In the training phase, both the smoothness (relevance) parameters as well as the hidden values of the regulator need to be estimated. We achieve this by simple maximum a posteriori (MAP) estimation. For longer time series or larger number of regulators, MAP estimation of the hidden values might not work so well any more and alternative methods, such as Markov Chain Monte Carlo methods, need to be considered to sample from the hidden values (Neal (1998) [12]). For comparison we also derive the hidden regulator profile using the NCA algorithm (Liao et al., 2003).
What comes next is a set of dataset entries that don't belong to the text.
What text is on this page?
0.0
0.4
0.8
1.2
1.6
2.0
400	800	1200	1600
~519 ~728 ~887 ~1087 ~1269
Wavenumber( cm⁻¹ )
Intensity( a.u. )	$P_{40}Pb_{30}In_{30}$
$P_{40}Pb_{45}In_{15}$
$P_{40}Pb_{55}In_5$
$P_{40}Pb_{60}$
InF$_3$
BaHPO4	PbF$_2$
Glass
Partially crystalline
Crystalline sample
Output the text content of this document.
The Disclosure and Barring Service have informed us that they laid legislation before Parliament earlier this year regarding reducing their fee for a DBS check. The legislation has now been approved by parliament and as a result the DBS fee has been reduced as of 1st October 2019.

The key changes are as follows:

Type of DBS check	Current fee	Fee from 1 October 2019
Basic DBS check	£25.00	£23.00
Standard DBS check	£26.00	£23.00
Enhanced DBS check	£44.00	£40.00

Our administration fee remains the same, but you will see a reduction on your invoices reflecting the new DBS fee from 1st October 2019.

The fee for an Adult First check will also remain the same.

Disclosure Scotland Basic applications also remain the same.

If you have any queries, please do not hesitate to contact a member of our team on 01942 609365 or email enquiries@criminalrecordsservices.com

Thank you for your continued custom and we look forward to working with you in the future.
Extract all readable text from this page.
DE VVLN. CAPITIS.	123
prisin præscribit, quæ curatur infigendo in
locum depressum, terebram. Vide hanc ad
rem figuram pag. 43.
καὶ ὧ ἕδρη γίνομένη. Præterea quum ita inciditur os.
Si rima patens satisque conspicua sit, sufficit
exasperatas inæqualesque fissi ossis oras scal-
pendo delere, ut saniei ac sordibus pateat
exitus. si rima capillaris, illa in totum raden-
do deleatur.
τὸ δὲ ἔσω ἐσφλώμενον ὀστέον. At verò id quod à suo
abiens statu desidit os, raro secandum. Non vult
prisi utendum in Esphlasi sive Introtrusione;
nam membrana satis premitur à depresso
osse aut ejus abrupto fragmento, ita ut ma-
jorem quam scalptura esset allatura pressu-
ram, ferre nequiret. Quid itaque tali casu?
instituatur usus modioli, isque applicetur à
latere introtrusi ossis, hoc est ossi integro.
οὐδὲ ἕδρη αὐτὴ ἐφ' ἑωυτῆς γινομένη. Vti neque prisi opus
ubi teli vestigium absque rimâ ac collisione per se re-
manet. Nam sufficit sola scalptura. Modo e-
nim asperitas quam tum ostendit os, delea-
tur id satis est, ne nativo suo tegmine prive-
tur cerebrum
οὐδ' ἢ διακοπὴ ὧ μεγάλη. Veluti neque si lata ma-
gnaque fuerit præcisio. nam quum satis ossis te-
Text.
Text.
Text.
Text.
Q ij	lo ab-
The binding motif of DosR is known. The presence of this motif in the upstream region of a gene is an additional indication that the gene might be regulated by DosR. Consequently, we combine the relevance parameters of a gene with a score for the presence of the DosR binding motif in a logistic regression to improve on the prediction whether a gene is regulated by DosR or not. The results of applying the GP model to the p53 data from the literature and to our gene expression data are presented in the results section. More details about how we used GPs and logistic regression can be found in the methods section.

Gene expression studies of DosR regulon

Time course microarray data were obtained from M. tuberculosis samples cultivated in a chemostat in order to estimate the TFA of the DosR regulator. As one of the most extensively studied regulons in M. tuberculosis, DosR plays a major role in mediating hypoxia response in the organism [1315]. Several studies attempt to identify DosR-regulated genes through comparison of the changes in the gene expression levels in wild type and dosR mutant strains [14, 15].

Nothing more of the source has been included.